Android apps improperly tracking kids' data, says study
The researchers found that the worst offenders, constituting five percent of the sample, collected location or contact data without verifiable parent consent.
Google is looking into the findings of a new study that says thousands of the most popular free kids' apps in its Google Play store may be illegally tracking their young users — without getting parents' permission first.
Researchers at the University of California's International Computer Science Institute analyzed 5,855 of the most downloaded kids apps, concluding that most of them are "are potentially in violation" of the Children's Online Privacy Protection Act 1998, or COPPA, a federal law making it illegal to collect personally identifiable data on children under 13.
In addition, almost half of that sample didn’t follow standard security measures for sending sensitive data online, potentially in violation of the data security measures required by COPPA.
Some of the potentially problematic apps identified by the researchers included TabTale’s “Pop Girls–High School Band," Disney’s “Where’s My Water?" and Tiny Lab’s “Motocross Kids–Winter Sports," as well as Yousician’s “Guitar Tuner Free—GuitarTuna.”
Some of the apps were "transmitting location data, where you go, potentially where you live," said study co-author Serge Egelman, director of privacy research at the International Computer Science Institute.
Other information that some of the apps transmitted included names, phone numbers, email addresses and serial numbers or other codes that could be used to identify the device. Even if the data gathered only contained a string of numbers and letters as part of an identification code, tracking companies could partner with third-party data brokers to connect that code with other slices of information collected — and form a complete user profile to deliver targeted advertising.
"There's no way for the average consumer to tell an app can do this," Egelman told NBC News. The solution? "Don't use apps," said Egelman. Instead, it's up to regulators to get involved, he said.

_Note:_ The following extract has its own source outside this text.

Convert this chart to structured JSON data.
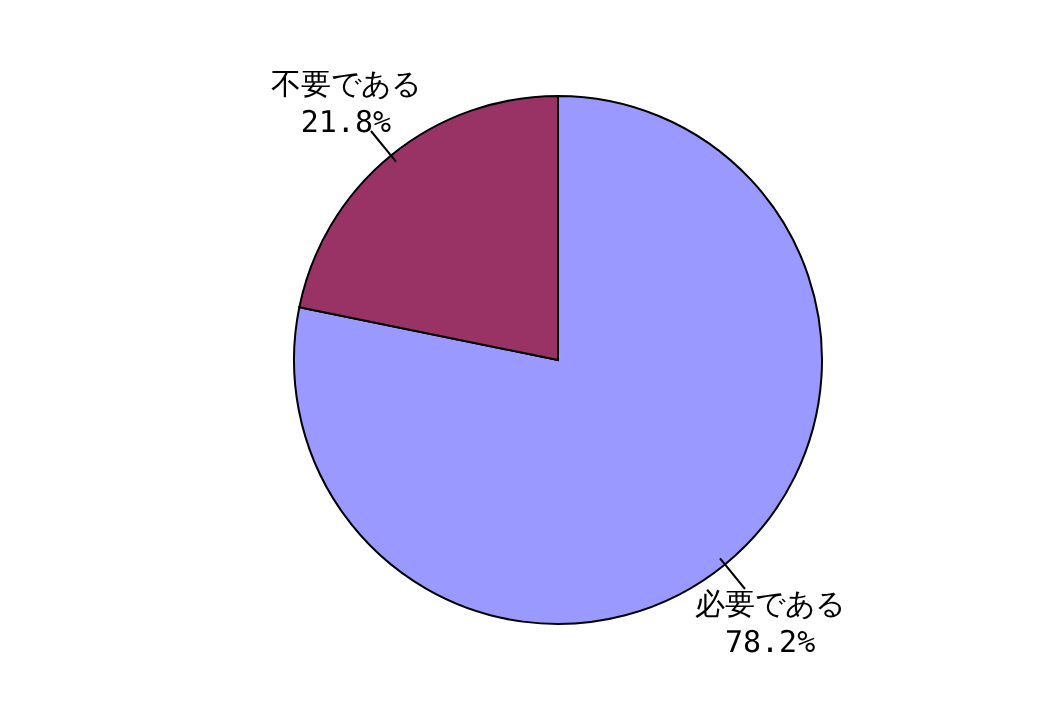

Each app had been installed by users more than 750,000 times on average, the researchers wrote.
Whereas Apple iOS users do have a function where they can "reset" the advertising identification token by digging into their settings (Settings -> Privacy -> Advertising -> Reset Advertising Identifier -> Reset Identifer), Egelman said the Android system has more persistent identifiers that can't be changed.
His group is maintaining a website where parents can research kids apps and see whether and what kind of privacy issues they may have, Appcensus.mobi.
In a statement, Google said it's taking the researchers' report "very seriously and looking into their findings." The company said "Protecting kids and families is a top priority" and promised to "take action" on any app that violates its policies.
The Federal Trade Commission, which enforces COPPA, didn't immediately respond to an NBC News request for comment.